On 02/24, Pavel Tikhomirov wrote:
>
> This moves the condition (tid != 1 && !tmp->child_reaper) to after idr
> alloc, so it not only covers that first process in pid namespace has pid
> 1 in case of clone3(set_tid) requesting wrong pid, but also if idr
> itself gives wrong pid for some reason.
>
> This could've been the case before this patch, when creating first
> process the alloc_pid()->pidfs_add_pid() code path fails, so that the
> idr->idr_next is non zero anymore and next process calling to
> alloc_pid(), will get 2 as a pid from idr_alloc_cyclic(). Effectively
> leading to init-less pid namespace, which is a bug.
Yes.
alloc_pid() does:
/* On failure to allocate the first pid, reset the state */
if (ns->pid_allocated == PIDNS_ADDING)
idr_set_cursor(&ns->idr, 0);
but this logic is broken.
Suppose that a task P does sys_unshare(CLONE_NEWPID). Then it does
fork(), and fork() fails for any reason after alloc_pid() succeeds.
If P does another fork() to retry, we have a bug.

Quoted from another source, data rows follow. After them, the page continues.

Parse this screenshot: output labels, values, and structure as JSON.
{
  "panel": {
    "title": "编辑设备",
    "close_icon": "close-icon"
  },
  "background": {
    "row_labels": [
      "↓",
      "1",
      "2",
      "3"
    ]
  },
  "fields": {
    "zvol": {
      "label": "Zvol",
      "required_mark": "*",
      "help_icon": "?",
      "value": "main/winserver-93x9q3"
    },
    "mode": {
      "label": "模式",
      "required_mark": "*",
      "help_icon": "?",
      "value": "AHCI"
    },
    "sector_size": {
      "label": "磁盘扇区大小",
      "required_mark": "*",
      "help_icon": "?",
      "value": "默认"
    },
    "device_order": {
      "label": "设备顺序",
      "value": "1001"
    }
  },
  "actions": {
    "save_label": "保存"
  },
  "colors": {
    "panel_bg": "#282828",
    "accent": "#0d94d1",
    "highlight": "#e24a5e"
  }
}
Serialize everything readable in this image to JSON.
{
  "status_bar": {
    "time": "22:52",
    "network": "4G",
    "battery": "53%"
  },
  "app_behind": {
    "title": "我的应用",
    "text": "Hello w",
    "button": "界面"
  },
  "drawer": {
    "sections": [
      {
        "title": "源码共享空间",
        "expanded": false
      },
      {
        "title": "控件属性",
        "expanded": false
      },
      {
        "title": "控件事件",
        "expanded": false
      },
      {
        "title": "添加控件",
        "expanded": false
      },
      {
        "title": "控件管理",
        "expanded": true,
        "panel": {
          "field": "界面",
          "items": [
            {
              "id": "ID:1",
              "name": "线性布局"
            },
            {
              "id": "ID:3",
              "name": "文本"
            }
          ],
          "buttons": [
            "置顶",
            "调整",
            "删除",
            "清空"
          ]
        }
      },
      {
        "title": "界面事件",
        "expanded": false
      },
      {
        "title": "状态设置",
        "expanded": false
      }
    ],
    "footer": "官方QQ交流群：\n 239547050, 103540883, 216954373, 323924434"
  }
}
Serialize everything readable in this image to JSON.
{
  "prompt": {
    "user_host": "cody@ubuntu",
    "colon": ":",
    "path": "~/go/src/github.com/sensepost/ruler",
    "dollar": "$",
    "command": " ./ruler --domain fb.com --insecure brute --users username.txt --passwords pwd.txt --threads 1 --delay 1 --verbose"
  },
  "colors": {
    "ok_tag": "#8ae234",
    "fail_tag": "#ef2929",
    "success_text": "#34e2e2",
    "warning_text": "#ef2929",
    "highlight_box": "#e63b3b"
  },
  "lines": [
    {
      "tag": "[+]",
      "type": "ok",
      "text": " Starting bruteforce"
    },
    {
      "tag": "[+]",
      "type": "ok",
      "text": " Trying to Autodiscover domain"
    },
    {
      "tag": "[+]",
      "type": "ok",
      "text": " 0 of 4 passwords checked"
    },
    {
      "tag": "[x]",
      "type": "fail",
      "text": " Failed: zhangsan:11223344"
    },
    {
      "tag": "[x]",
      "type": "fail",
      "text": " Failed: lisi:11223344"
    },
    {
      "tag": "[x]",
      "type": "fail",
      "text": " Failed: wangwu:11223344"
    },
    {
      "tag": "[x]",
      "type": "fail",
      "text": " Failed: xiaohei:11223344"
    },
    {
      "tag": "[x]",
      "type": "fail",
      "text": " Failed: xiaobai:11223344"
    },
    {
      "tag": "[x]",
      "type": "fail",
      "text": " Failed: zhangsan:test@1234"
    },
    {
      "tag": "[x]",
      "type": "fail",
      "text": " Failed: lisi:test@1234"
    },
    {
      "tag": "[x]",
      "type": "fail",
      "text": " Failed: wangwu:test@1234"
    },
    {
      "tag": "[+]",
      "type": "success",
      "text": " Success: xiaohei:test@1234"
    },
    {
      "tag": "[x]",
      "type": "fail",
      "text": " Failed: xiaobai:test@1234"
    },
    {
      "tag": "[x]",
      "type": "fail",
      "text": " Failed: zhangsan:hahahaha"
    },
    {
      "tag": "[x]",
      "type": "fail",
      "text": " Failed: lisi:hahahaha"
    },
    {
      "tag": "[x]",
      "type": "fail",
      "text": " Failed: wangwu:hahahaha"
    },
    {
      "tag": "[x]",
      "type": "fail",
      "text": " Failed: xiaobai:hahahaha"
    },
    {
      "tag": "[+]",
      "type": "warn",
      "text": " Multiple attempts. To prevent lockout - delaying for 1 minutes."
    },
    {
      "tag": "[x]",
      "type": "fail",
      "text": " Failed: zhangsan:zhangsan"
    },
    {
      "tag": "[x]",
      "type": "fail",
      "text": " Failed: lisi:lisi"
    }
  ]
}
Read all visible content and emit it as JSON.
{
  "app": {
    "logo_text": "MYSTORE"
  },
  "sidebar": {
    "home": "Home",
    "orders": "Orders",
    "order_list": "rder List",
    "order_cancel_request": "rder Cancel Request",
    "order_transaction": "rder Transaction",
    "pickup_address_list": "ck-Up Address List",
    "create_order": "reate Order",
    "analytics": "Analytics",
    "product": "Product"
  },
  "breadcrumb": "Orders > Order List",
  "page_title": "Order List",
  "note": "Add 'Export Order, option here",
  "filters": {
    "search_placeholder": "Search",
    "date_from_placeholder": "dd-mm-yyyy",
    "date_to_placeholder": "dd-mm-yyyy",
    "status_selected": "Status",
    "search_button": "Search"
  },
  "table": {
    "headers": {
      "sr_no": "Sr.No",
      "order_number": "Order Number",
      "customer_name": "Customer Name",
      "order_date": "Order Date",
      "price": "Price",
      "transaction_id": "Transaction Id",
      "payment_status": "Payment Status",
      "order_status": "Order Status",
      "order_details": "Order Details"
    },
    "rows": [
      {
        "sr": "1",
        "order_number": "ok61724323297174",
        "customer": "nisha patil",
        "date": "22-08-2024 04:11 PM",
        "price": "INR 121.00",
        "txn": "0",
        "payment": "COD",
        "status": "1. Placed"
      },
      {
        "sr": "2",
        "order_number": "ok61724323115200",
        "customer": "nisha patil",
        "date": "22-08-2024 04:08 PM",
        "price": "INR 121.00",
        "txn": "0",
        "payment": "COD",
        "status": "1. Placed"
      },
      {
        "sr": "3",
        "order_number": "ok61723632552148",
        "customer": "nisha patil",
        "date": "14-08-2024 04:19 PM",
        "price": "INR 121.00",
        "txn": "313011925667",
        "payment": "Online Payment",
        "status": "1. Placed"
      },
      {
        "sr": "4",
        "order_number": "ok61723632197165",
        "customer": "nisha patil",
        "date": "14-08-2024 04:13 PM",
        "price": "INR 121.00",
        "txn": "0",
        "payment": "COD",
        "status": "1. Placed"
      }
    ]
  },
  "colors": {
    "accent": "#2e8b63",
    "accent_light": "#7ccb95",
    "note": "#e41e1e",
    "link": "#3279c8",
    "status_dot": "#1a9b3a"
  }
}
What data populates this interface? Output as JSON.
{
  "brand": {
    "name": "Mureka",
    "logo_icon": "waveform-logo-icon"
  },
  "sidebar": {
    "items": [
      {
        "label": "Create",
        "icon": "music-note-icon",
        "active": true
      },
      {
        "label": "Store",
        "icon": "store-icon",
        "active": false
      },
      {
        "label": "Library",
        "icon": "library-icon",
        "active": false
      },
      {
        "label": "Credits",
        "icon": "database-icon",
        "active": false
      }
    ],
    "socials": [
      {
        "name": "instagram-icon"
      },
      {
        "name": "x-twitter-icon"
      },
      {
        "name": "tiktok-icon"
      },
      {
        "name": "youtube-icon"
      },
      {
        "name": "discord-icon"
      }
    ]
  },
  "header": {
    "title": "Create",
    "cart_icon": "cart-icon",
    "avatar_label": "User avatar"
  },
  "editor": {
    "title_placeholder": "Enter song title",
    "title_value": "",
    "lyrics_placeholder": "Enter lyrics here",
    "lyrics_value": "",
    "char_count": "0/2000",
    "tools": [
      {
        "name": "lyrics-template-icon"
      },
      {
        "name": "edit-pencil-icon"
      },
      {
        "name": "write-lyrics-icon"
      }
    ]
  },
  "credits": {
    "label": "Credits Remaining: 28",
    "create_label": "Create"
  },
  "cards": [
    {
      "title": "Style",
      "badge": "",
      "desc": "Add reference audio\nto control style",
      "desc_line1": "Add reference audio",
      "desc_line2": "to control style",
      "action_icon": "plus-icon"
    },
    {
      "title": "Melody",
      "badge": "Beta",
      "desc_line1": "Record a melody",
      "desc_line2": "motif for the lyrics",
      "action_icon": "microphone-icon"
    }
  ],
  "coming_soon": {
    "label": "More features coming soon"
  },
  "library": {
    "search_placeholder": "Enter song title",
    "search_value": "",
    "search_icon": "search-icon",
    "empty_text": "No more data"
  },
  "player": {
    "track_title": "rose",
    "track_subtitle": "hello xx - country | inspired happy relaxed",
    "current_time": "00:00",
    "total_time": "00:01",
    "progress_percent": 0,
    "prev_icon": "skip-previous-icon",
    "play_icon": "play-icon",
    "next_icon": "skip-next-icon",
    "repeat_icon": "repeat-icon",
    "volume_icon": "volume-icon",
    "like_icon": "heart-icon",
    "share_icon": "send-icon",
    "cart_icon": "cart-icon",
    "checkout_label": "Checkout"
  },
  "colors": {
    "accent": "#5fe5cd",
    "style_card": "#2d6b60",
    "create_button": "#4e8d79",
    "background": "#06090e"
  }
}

So with this patch we can either remove the code above, or (better)
improve this logic.
> Note: This is also a preparation for the next patch in the series, which
> will introduce an ability of creating init from the task different to
> the task which had created the pid namespace. Needed to make sure that
> init is always first, even in this new case.
>
> Suggested-by: Oleg Nesterov <[email protected]>
> Signed-off-by: Pavel Tikhomirov <[email protected]>
Signed-off-by: Oleg Nesterov <[email protected]>
> @@ -296,9 +290,18 @@ struct pid *alloc_pid(struct pid_namespace *ns, pid_t
> *arg_set_tid,
>
> pid->numbers[i].nr = nr;
> pid->numbers[i].ns = tmp;
> - tmp = tmp->parent;
> i--;
> retried_preload = false;
> +
> + /*
> + * PID 1 (init) must be created first.
> + */
> + if (!READ_ONCE(tmp->child_reaper) && nr != 1) {
> + retval = -EINVAL;
> + goto out_free;
> + }
> +
> + tmp = tmp->parent;
> }
Cosmetic, but why did you move "tmp = tmp->parent;" down? This is fine
but not strictly necessary. OTOH, if you do this, perhaps it makes sense
to move "retried_preload = false;" as well?
Oleg.